El empleado examinó a su interlocutor sin ninguna curiosidad. Era un hombre de cabellos rizados que parecía dominado por una idea fija.

—De éste nada he de saber, porque todo le es igual—pensó Raskolnikoff.

—Diríjase usted al jefe de la Cancillería—añadió el escribiente señalando con la mano la última dependencia.

Raskolnikoff entró en ella. Aquel despacho, el cuarto, era estrecho y estaba lleno de gente que vestía algo mejor que las otras personas que acababa de ver. Entre ellas había dos señoras. Una, vestida de luto, denotaba pobreza.
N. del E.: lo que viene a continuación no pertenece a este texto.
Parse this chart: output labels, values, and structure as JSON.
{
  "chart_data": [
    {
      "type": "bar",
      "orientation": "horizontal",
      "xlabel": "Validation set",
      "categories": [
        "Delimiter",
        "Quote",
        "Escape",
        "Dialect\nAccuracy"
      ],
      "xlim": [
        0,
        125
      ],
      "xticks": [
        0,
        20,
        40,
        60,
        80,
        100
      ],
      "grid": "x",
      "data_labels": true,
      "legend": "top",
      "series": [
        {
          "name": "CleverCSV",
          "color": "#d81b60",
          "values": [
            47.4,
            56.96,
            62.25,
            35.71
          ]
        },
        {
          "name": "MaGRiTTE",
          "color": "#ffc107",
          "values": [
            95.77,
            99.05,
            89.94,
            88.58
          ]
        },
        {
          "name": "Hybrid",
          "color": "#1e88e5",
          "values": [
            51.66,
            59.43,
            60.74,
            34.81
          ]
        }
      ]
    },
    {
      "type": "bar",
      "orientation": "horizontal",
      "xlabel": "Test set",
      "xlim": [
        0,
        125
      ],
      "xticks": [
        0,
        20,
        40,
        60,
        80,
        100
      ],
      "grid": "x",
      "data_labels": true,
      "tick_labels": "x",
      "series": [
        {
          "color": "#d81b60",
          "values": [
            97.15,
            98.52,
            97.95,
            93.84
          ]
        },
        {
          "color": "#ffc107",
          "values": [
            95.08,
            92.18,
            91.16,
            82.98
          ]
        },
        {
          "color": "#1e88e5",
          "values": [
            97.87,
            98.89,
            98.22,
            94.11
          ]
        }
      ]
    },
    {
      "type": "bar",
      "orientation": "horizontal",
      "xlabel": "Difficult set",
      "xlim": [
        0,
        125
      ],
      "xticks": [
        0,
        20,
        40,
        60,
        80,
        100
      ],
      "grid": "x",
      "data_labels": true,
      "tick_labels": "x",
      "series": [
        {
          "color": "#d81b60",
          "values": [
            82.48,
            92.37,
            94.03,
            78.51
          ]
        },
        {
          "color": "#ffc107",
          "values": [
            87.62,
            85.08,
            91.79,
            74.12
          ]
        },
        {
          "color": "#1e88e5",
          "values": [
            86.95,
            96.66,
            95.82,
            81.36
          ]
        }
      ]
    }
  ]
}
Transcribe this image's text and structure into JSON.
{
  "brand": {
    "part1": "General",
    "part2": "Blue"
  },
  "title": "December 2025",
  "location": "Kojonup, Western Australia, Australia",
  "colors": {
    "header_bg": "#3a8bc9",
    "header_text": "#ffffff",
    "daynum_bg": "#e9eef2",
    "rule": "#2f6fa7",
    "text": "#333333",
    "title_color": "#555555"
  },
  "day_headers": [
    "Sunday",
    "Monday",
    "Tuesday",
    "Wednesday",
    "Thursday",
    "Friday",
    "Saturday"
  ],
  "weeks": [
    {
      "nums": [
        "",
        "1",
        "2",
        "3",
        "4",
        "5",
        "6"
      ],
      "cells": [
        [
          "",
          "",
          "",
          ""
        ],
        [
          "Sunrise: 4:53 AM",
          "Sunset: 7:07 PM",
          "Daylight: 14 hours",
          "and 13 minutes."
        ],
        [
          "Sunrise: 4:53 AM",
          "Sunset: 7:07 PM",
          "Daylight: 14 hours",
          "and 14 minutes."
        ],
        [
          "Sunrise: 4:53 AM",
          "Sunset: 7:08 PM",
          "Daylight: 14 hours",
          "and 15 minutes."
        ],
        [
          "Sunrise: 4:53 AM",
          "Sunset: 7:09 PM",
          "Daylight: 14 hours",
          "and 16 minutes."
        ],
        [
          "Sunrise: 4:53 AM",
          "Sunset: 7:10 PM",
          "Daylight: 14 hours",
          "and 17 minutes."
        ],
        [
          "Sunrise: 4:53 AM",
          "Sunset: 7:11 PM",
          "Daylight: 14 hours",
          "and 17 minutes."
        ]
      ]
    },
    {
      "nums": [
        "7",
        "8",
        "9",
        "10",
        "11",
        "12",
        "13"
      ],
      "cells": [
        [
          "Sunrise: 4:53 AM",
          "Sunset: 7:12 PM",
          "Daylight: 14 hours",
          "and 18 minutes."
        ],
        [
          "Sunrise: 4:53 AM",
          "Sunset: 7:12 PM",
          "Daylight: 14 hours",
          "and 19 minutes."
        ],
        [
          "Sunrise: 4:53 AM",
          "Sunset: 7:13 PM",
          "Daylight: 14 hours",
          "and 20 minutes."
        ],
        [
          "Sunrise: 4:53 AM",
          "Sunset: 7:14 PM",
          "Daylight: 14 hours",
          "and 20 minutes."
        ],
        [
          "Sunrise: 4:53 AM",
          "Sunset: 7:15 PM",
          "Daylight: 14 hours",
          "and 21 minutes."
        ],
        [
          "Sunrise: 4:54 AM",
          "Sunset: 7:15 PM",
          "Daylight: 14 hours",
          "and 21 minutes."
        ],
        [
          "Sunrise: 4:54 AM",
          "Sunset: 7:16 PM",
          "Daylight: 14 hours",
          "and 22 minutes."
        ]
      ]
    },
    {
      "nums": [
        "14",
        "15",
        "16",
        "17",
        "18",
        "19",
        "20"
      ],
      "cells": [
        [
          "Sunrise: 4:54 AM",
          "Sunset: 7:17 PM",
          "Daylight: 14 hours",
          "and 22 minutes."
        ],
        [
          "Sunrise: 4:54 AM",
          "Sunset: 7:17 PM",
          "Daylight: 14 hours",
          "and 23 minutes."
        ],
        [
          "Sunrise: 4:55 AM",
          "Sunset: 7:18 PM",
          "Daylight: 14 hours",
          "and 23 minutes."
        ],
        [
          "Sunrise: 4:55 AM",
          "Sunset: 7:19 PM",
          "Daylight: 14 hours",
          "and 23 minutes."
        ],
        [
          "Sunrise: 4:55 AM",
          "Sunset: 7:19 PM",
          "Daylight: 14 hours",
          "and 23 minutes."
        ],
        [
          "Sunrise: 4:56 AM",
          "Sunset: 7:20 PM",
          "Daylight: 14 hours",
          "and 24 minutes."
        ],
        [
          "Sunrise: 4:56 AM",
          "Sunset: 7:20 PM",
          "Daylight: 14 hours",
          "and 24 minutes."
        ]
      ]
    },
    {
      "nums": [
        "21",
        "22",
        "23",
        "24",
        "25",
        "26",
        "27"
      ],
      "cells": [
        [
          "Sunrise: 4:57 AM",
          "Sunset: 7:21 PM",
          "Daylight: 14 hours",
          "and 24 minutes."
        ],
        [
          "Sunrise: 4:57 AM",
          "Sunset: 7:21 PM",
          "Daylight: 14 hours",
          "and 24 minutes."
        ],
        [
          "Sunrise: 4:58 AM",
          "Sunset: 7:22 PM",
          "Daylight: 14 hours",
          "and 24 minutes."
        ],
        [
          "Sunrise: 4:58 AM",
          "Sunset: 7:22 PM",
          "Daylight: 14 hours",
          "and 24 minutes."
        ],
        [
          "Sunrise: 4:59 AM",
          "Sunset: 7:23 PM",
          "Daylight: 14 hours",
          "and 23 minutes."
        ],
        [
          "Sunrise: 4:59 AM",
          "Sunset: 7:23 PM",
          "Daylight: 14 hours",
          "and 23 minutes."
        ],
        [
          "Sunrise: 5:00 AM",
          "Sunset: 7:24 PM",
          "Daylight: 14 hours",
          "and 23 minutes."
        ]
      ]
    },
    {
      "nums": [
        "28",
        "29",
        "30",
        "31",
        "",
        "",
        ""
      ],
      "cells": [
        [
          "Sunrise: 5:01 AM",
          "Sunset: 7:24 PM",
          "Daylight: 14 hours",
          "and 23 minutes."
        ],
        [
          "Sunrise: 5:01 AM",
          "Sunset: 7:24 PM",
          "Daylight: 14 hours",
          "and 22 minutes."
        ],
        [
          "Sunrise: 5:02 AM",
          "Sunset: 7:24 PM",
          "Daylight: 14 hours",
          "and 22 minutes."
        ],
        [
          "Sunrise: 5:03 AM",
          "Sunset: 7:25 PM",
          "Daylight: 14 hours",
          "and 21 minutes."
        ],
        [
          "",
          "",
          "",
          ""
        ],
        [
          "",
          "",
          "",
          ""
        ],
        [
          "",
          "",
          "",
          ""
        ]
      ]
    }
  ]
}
Sentada delante del jefe de la Cancillería escribía lo que este funcionario le dictaba.

La otra señora tenía formas exuberantes, la cara roja, un tocado elegante y llevaba en el pecho un broche de dimensiones extraordinarias. Permanecía en pie, un poco separada, en actitud expectante.

Raskolnikoff entregó el papel al jefe de la Cancillería, el cual echó sobre él una rápida ojeada y dijo:

—Espere usted un poco—y siguió dictando a la señora de luto.